Temu i Shein: Habeck chce zniesienia granic bezcłowych

1 tydzień temu
Ministerstwo Gospodarki opracowało plan działań w zakresie handlu elektronicznego. Cel: lepsza kontrola tanich azjatyckich platform, takich jak Temu i Shein.

Federalny minister gospodarki Robert Habeck (Zieloni) chce ściślej kontrolować azjatyckie portale zakupowe, takie jak Temu i Shein, oraz znieść limit 150 euro bezcłowy. Wynika to z planu działania w zakresie handlu elektronicznego opracowanego przez Federalne Ministerstwo Gospodarki (BMWK). Plan jest dostępny dla Niemieckiej Agencji Prasowej. „Każdy, kto robi zakupy w Internecie, musi mieć pewność, iż produkty są bezpieczne i nieszkodliwe. Substancje toksyczne nie mogą znajdować się w ubraniach ani sprzęcie do zabawy” – stwierdził Habeck. Niemieckie i europejskie firmy „nie powinny znajdować się w niekorzystnej sytuacji z powodu obchodzenia obowiązujących przepisów przez innych”.

Plan działania przewiduje m.in. bliższą współpracę pomiędzy krajowymi i europejskimi organami nadzoru rynku oraz organami celnymi. Powinny zatem przeprowadzać skoordynowane kontrole. Ministerstwo opowiada się także za rozszerzeniem uprawnień władz. Powinno to umożliwić im podjęcie bezpośrednich działań przeciwko internetowym platformom handlowym. Zniesienie granicy bezcłowej powinno nastąpić „szybko i przy niewielkiej biurokracji”. Azjatyckie platformy internetowe korzystają głównie z frachtu lotniczego. W przypadku zamówień z państw spoza UE nie są pobierane żadne opłaty przy imporcie paczek o wartości mniejszej niż 150 euro.

Sankcje mają „mieć skutek odstraszający”

Habeck domaga się, aby Komisja Europejska gromadziła dane o naruszeniach portalu w „centrum danych”. W ten sposób można wykryć i ukarać niewłaściwe postępowanie. Komisja Europejska powinna przeprowadzić zakupy testowe, aby sprawdzić, czy naruszenia prawa występują systematycznie i nie zmieniają się w czasie. „Sankcje muszą być ustalone na tyle wysokie, aby miały skutek odstraszający” – stwierdza. Ministerstwo chce także zobowiązać producentów do przechowywania informacji dotyczących bezpieczeństwa produktów, ochrony środowiska i zdrowia w cyfrowym paszporcie produktu.
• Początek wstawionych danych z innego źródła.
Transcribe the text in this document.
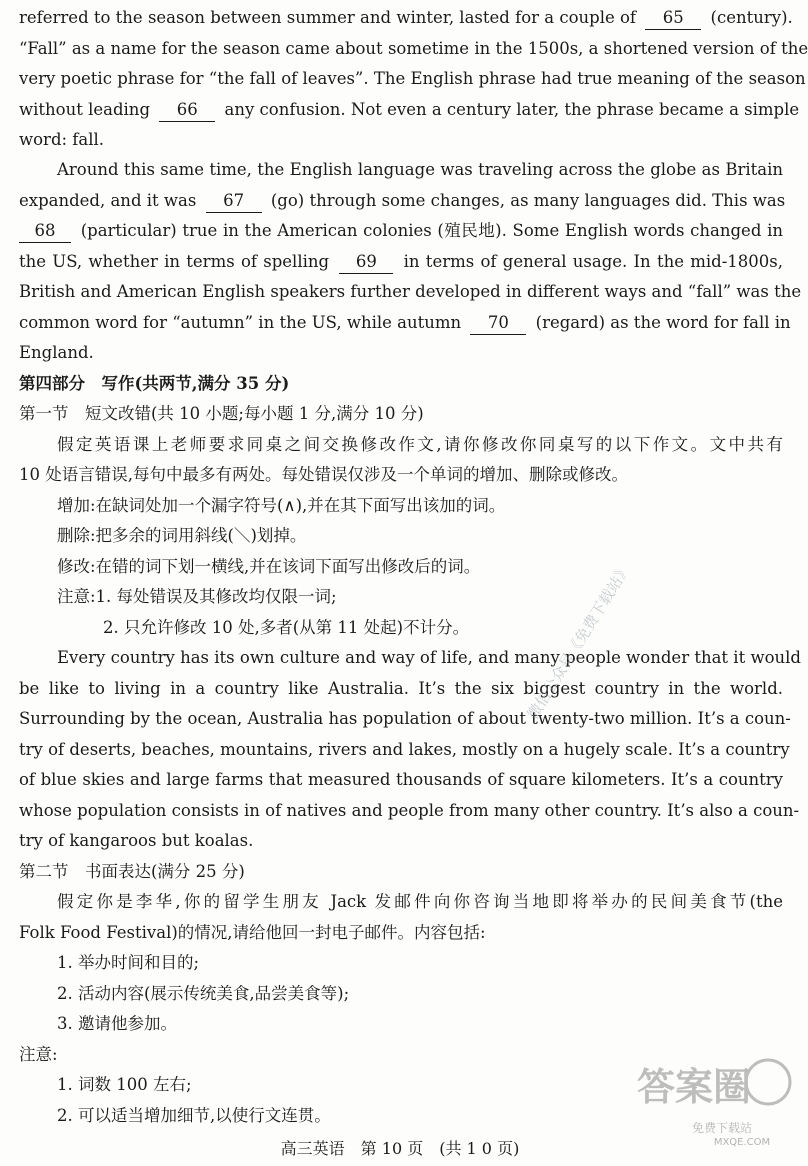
referred to the season between summer and winter, lasted for a couple of 65 (century).
“Fall” as a name for the season came about sometime in the 1500s, a shortened version of the
very poetic phrase for “the fall of leaves”. The English phrase had true meaning of the season
without leading 66 any confusion. Not even a century later, the phrase became a simple
word: fall.
Around this same time, the English language was traveling across the globe as Britain
expanded, and it was 67 (go) through some changes, as many languages did. This was
68 (particular) true in the American colonies (殖民地). Some English words changed in
the US, whether in terms of spelling 69 in terms of general usage. In the mid-1800s,
British and American English speakers further developed in different ways and “fall” was the
common word for “autumn” in the US, while autumn 70 (regard) as the word for fall in
England.
第四部分　写作(共两节,满分 35 分)
第一节　短文改错(共 10 小题;每小题 1 分,满分 10 分)
假定英语课上老师要求同桌之间交换修改作文,请你修改你同桌写的以下作文。文中共有
10 处语言错误,每句中最多有两处。每处错误仅涉及一个单词的增加、删除或修改。
增加:在缺词处加一个漏字符号(∧),并在其下面写出该加的词。
删除:把多余的词用斜线(＼)划掉。
修改:在错的词下划一横线,并在该词下面写出修改后的词。
注意:1. 每处错误及其修改均仅限一词;
2. 只允许修改 10 处,多者(从第 11 处起)不计分。
Every country has its own culture and way of life, and many people wonder that it would
be like to living in a country like Australia. It’s the six biggest country in the world.
Surrounding by the ocean, Australia has population of about twenty-two million. It’s a coun-
try of deserts, beaches, mountains, rivers and lakes, mostly on a hugely scale. It’s a country
of blue skies and large farms that measured thousands of square kilometers. It’s a country
whose population consists in of natives and people from many other country. It’s also a coun-
try of kangaroos but koalas.
第二节　书面表达(满分 25 分)
假定你是李华,你的留学生朋友 Jack 发邮件向你咨询当地即将举办的民间美食节(the
Folk Food Festival)的情况,请给他回一封电子邮件。内容包括:
1. 举办时间和目的;
2. 活动内容(展示传统美食,品尝美食等);
3. 邀请他参加。
注意:
1. 词数 100 左右;
2. 可以适当增加细节,以使行文连贯。
高三英语　第 10 页　(共 1 0 页)
微信公众号《免费下载站》
答案圈
免费下载站
MXQE.COM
Władze coraz częściej stwierdzają wady i naruszenia wymagań w produktach z państw trzecich wysyłanych do UE – wyjaśniło BMWK. Dotyczy to w szczególności dostawców takich jak Temu i Shein. Aby zapewnić uczciwą konkurencję i karać naruszenia prawa, należy konsekwentnie egzekwować przestrzeganie przepisów.

Shein i Temu są bardzo popularne w Niemczech. Przedstawiciele handlowi, politycy i obrońcy konsumentów krytykują jednak m.in. jakość produktów, brak kontroli i warunki nieuczciwej konkurencji. Portale w ostatnim czasie wielokrotnie odpierały zarzuty.